Piszę tę recenzję jako dwudziestolatka, zdobywająca wyższe wykształcenie, z feministycznymi poglądami, o umiarkowanym optymizmie. Więc po kolei: pochłaniając kolejne rozdziały, ze zdziwieniem przekonywałam się jak podobne do mnie są bohaterki, będące przecież w okolicach czterdziestki, więc dwadzieścia lat starsze. A jednak mają podobne problemy, z bardzo podobych rzeczy się cieszą. Są wrażliwe, pełne energii, chcą pomagać innym i zmieniać świat.
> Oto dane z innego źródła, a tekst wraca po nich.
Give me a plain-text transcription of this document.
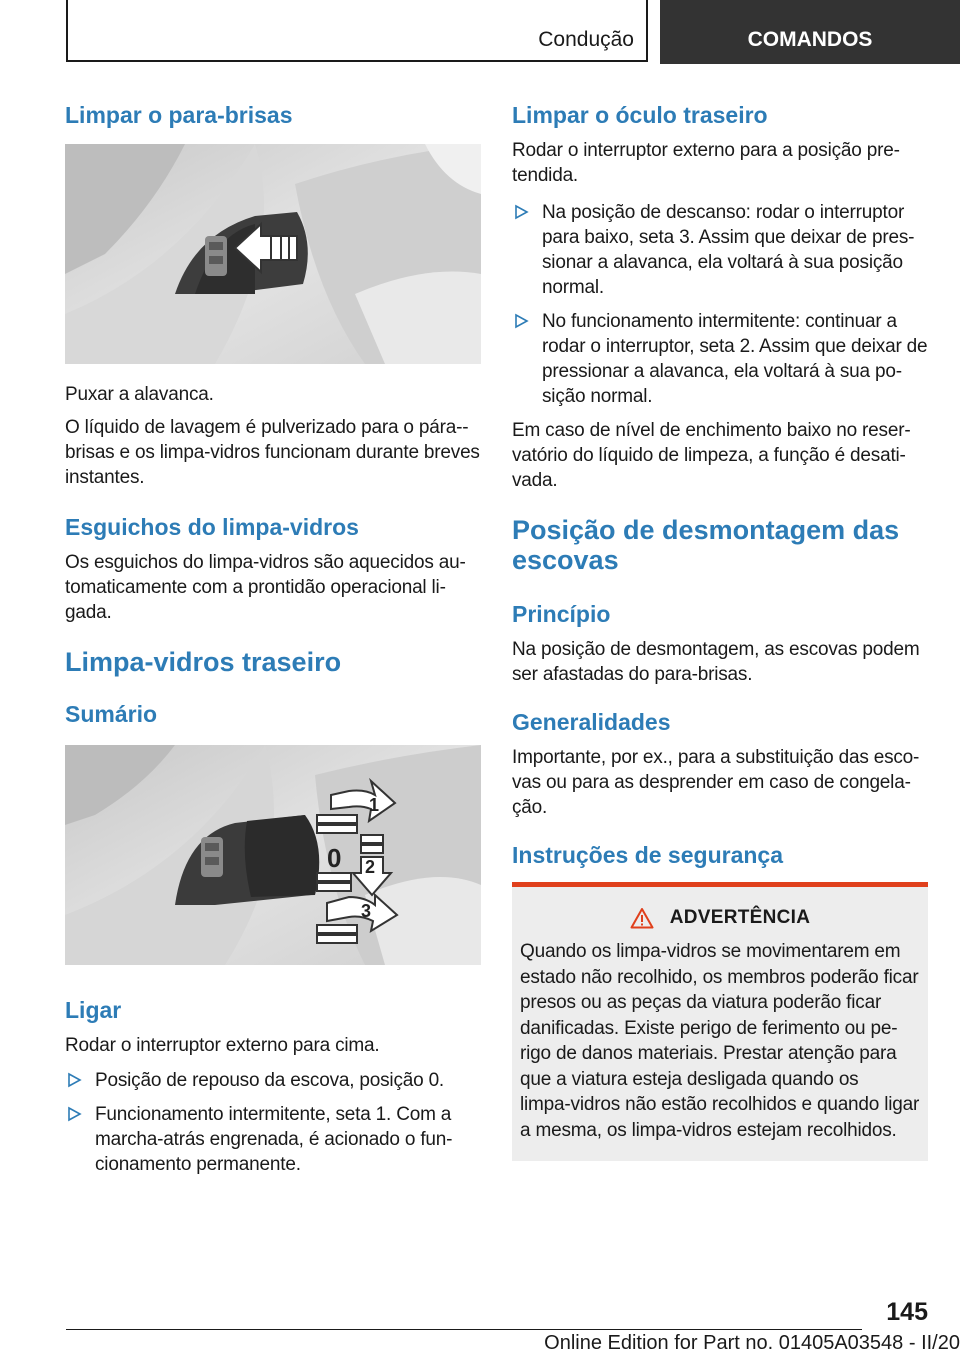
Condução	COMANDOS
Limpar o para-brisas

Puxar a alavanca.

O líquido de lavagem é pulverizado para o pára-brisas e os limpa-vidros funcionam durante breves instantes.

Esguichos do limpa-vidros

Os esguichos do limpa-vidros são aquecidos automaticamente com a prontidão operacional ligada.

Limpa-vidros traseiro
Sumário
1
0 2
3
Ligar

Rodar o interruptor externo para cima.

Posição de repouso da escova, posição 0.
Funcionamento intermitente, seta 1. Com a marcha-atrás engrenada, é acionado o funcionamento permanente.
Limpar o óculo traseiro

Rodar o interruptor externo para a posição pretendida.

Na posição de descanso: rodar o interruptor para baixo, seta 3. Assim que deixar de pressionar a alavanca, ela voltará à sua posição normal.
No funcionamento intermitente: continuar a rodar o interruptor, seta 2. Assim que deixar de pressionar a alavanca, ela voltará à sua posição normal.

Em caso de nível de enchimento baixo no reservatório do líquido de limpeza, a função é desativada.

Posição de desmontagem das escovas
Princípio

Na posição de desmontagem, as escovas podem ser afastadas do para-brisas.

Generalidades

Importante, por ex., para a substituição das escovas ou para as desprender em caso de congelação.

Instruções de segurança
ADVERTÊNCIA

Quando os limpa-vidros se movimentarem em estado não recolhido, os membros poderão ficar presos ou as peças da viatura poderão ficar danificadas. Existe perigo de ferimento ou perigo de danos materiais. Prestar atenção para que a viatura esteja desligada quando os limpa-vidros não estão recolhidos e quando ligar a mesma, os limpa-vidros estejam recolhidos.

145
Online Edition for Part no. 01405A03548 - II/20
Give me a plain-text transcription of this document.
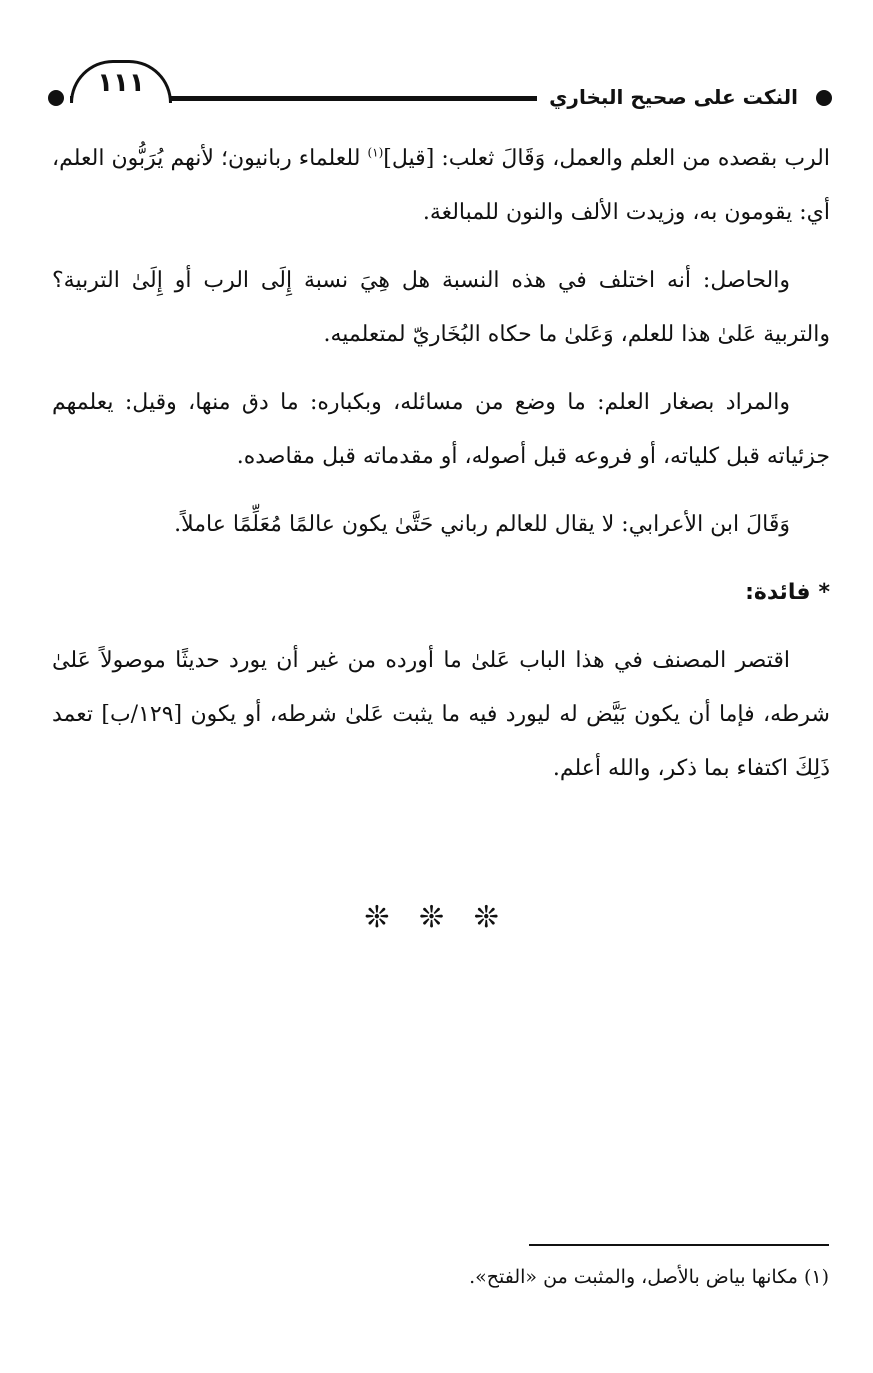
١١١	النكت على صحيح البخاري

الرب بقصده من العلم والعمل، وَقَالَ ثعلب: [قيل]$^{(١)}$ للعلماء ربانيون؛ لأنهم يُرَبُّون العلم، أي: يقومون به، وزيدت الألف والنون للمبالغة.

والحاصل: أنه اختلف في هذه النسبة هل هِيَ نسبة إِلَى الرب أو إِلَىٰ التربية؟ والتربية عَلىٰ هذا للعلم، وَعَلىٰ ما حكاه البُخَاريّ لمتعلميه.

والمراد بصغار العلم: ما وضع من مسائله، وبكباره: ما دق منها، وقيل: يعلمهم جزئياته قبل كلياته، أو فروعه قبل أصوله، أو مقدماته قبل مقاصده.

وَقَالَ ابن الأعرابي: لا يقال للعالم رباني حَتَّىٰ يكون عالمًا مُعَلِّمًا عاملاً.

*فائدة:

اقتصر المصنف في هذا الباب عَلىٰ ما أورده من غير أن يورد حديثًا موصولاً عَلىٰ شرطه، فإما أن يكون بَيَّض له ليورد فيه ما يثبت عَلىٰ شرطه، أو يكون [١٢٩/ب] تعمد ذَلِكَ اكتفاء بما ذكر، والله أعلم.

❊ ❊ ❊
(١) مكانها بياض بالأصل، والمثبت من «الفتح».
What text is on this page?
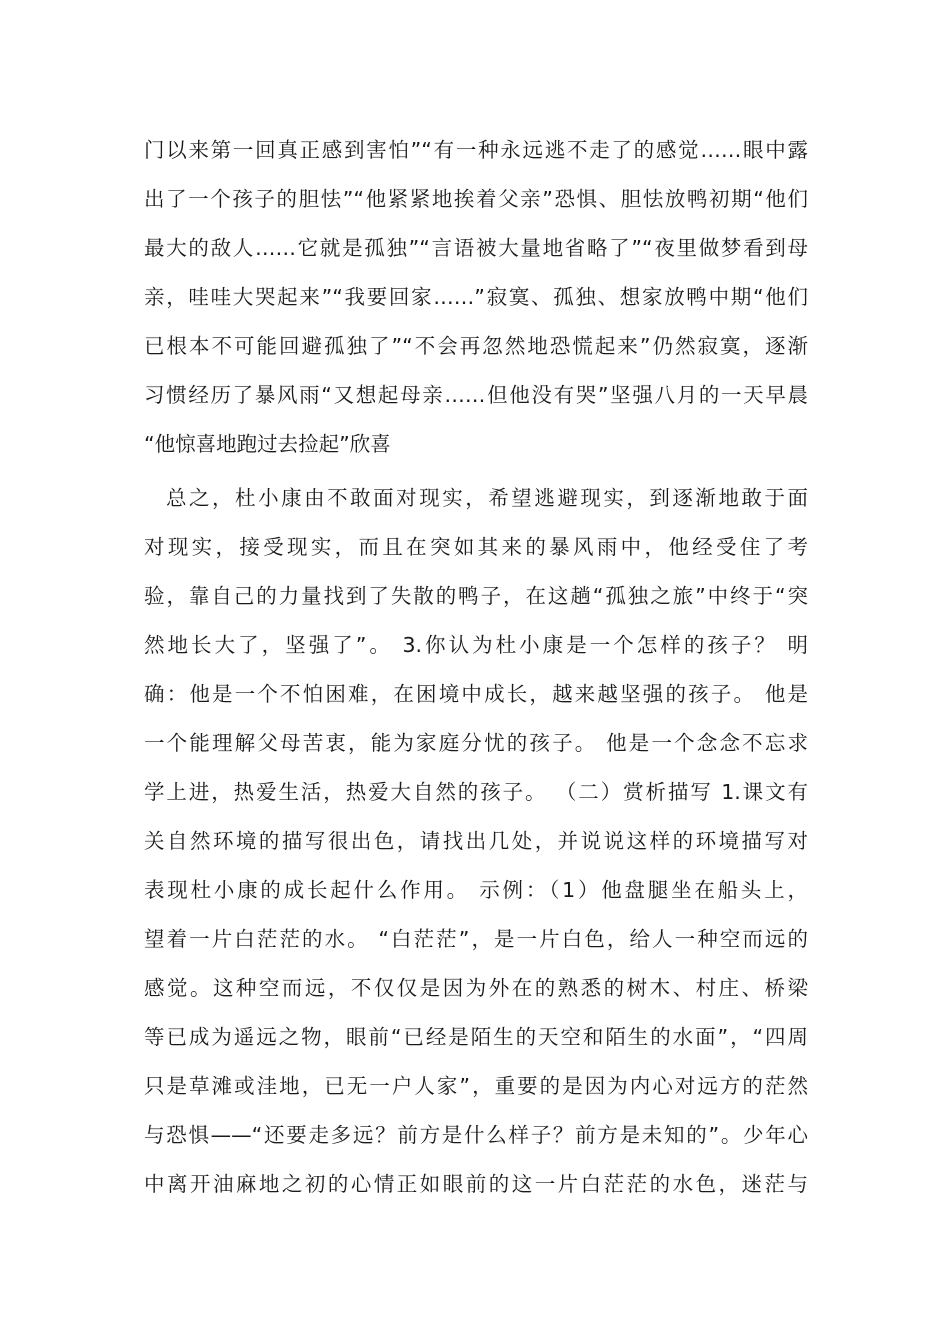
门以来第一回真正感到害怕”“有一种永远逃不走了的感觉……眼中露
出了一个孩子的胆怯”“他紧紧地挨着父亲”恐惧、胆怯放鸭初期“他们
最大的敌人……它就是孤独”“言语被大量地省略了”“夜里做梦看到母
亲，哇哇大哭起来”“我要回家……”寂寞、孤独、想家放鸭中期“他们
已根本不可能回避孤独了”“不会再忽然地恐慌起来”仍然寂寞，逐渐
习惯经历了暴风雨“又想起母亲……但他没有哭”坚强八月的一天早晨
“他惊喜地跑过去捡起”欣喜
总之，杜小康由不敢面对现实，希望逃避现实，到逐渐地敢于面
对现实，接受现实，而且在突如其来的暴风雨中，他经受住了考
验，靠自己的力量找到了失散的鸭子，在这趟“孤独之旅”中终于“突
然地长大了，坚强了”。 3.你认为杜小康是一个怎样的孩子？ 明
确：他是一个不怕困难，在困境中成长，越来越坚强的孩子。 他是
一个能理解父母苦衷，能为家庭分忧的孩子。 他是一个念念不忘求
学上进，热爱生活，热爱大自然的孩子。 （二）赏析描写 1.课文有
关自然环境的描写很出色，请找出几处，并说说这样的环境描写对
表现杜小康的成长起什么作用。 示例：（1）他盘腿坐在船头上，
望着一片白茫茫的水。 “白茫茫”，是一片白色，给人一种空而远的
感觉。这种空而远，不仅仅是因为外在的熟悉的树木、村庄、桥梁
等已成为遥远之物，眼前“已经是陌生的天空和陌生的水面”，“四周
只是草滩或洼地，已无一户人家”，重要的是因为内心对远方的茫然
与恐惧——“还要走多远？前方是什么样子？前方是未知的”。少年心
中离开油麻地之初的心情正如眼前的这一片白茫茫的水色，迷茫与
Miewają też gorsze dni i depresje. Poza tym wszystkie są wykształcone i aż trzy z nich (na cztery) robią to, co lubią, co sprawia im satysfakcję: Agnieszka jest nauczycielką historii i dyrektorką prywatnego, elitarnego liceum, Michalina projektuje wspaniałe ogrody, Alina pracuje jako “ciocia chorych dzieci” najpierw w państwowym szpitalu, a potem prywatnej klinice. Czwarta “mało używana dziewica” – Marcela spędza czas w domu z małą córeczką Krzysią, pielęgnując bałagan wokół siebie i depresję w sobie. Jednak w odpowiednim momencie znajduje się mężczyzna, który budzi w niej chęci do życia oraz odrobinę pogody ducha. Ale nie tylko najnieszczęśliwsza Marcela odnajduje miłość na kartach powieści! Michalina wiąże się z doktorem Wrońskim, Agnieszka z notariuszem Brańskim, a Alina z ojcem jednej ze swoich pacjentek. Myślę, że trochę tu za dużo szczęśliwych rozwiązań, przesłodkich happy endów, cudownych zbiegów okoliczności. Niestety na co dzień nikt nie wykłada zbyt chętnie pieniędzy na interesy obcych ludzi tak, jak zrobił to Jerzy Brański dla Agnieszki. Służba zdrowia i policja (wypadek Marceli i Firleja) funkcjonują nieco mniej sprawnie niż u Szwai. A przecież jej książki to powieści realistyczne – wskazują na to chociażby bardzo szczegółowe opisy Krakowa, Szczecina, Irlandii.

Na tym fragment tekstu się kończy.